Talei and Meaalii were scared because of what they knew of the applicant. This is also denied by the applicant who says in one of his two affidavits that he was not driving around the police station in a car while Talei and Meaalii were interviewed by the police.
An affidavit sworn by a relative of the applicant supports what the applicant says. Again, I am not able to resolve this conflict between the affidavits of Talei, Meaalii and Moira McFarland and the affidavits of the applicant and his relative in the absence of oral testimony.
Counsel for the respondent, however, is concerned that if the applicant is granted bail he will stay with his family at Falelauniu but Talei attends school at Robert Louis Stevenson College.
Because of the proximity of Falelauniu to the Robert Louis Stevenson College, counsel for the respondent submitted that there is a significant risk that the applicant may interfere with this police witness who is scared of the applicant because of what she claims to have been done by the applicant to her and her mother in the past.
What comes out quite clearly from the affidavits of Talei and Meaalii who had stayed together with the applicant and the deceased when she was alive is that these two police witnesses are very scared if the applicant is granted bail.
I have carefully weighed up the material placed before the Court and the submissions of counsel and I am satisfied that there is a real and significant risk that the applicant may interfere with police witnesses if granted bail.
(c) Third risk: Is there a risk that the applicant may offend while on bail?
I am not satisfied that the respondent has demonstrated that there is a real and significant risk that the applicant may reoffend if granted bail.
This is separate from the risk of interfering with witnesses which can also amount to the offence of obstructing or perverting the course of justice.
The applicant has no criminal history of offending or offending while on bail. There is also nothing in the material before the Court to suggest with sufficient clarity that the applicant may reoffend if granted bail.
(d) Fourth issue: Is there any matter that would it make it unjust to detain the applicant?

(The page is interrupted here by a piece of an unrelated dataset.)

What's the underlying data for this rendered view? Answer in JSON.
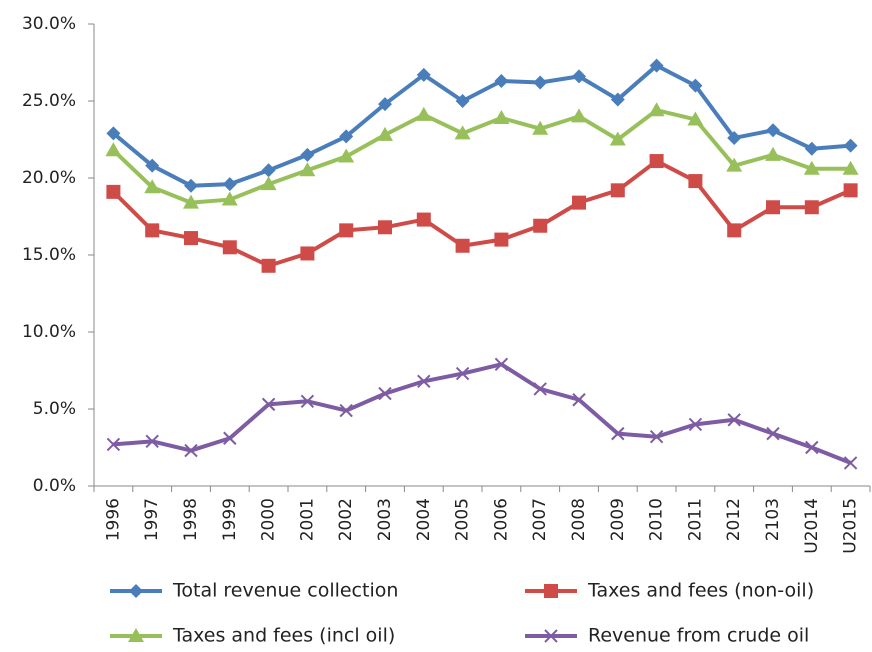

The criminal cases already set down for hearing are now up to May 2019. It may be unjust to detain the applicant until that time because of the presumption of innocence.
Counsel for the respondent has agreed for this case to be heard in February 2019 and for some of the criminal cases already set down for that month to be moved.
That should answer any concern that if bail is denied the applicant will be kept in custody for about six months to await trial.
As I am satisfied that there is a real and significant risk that the applicant may interfere with police witnesses if granted bail and there is no other matter that would make it unjust to continue to detain the applicant, the application for bail is denied.
This matter is further adjourned for re-mention on Monday 10 December 2018 to set a hearing date in February 2019.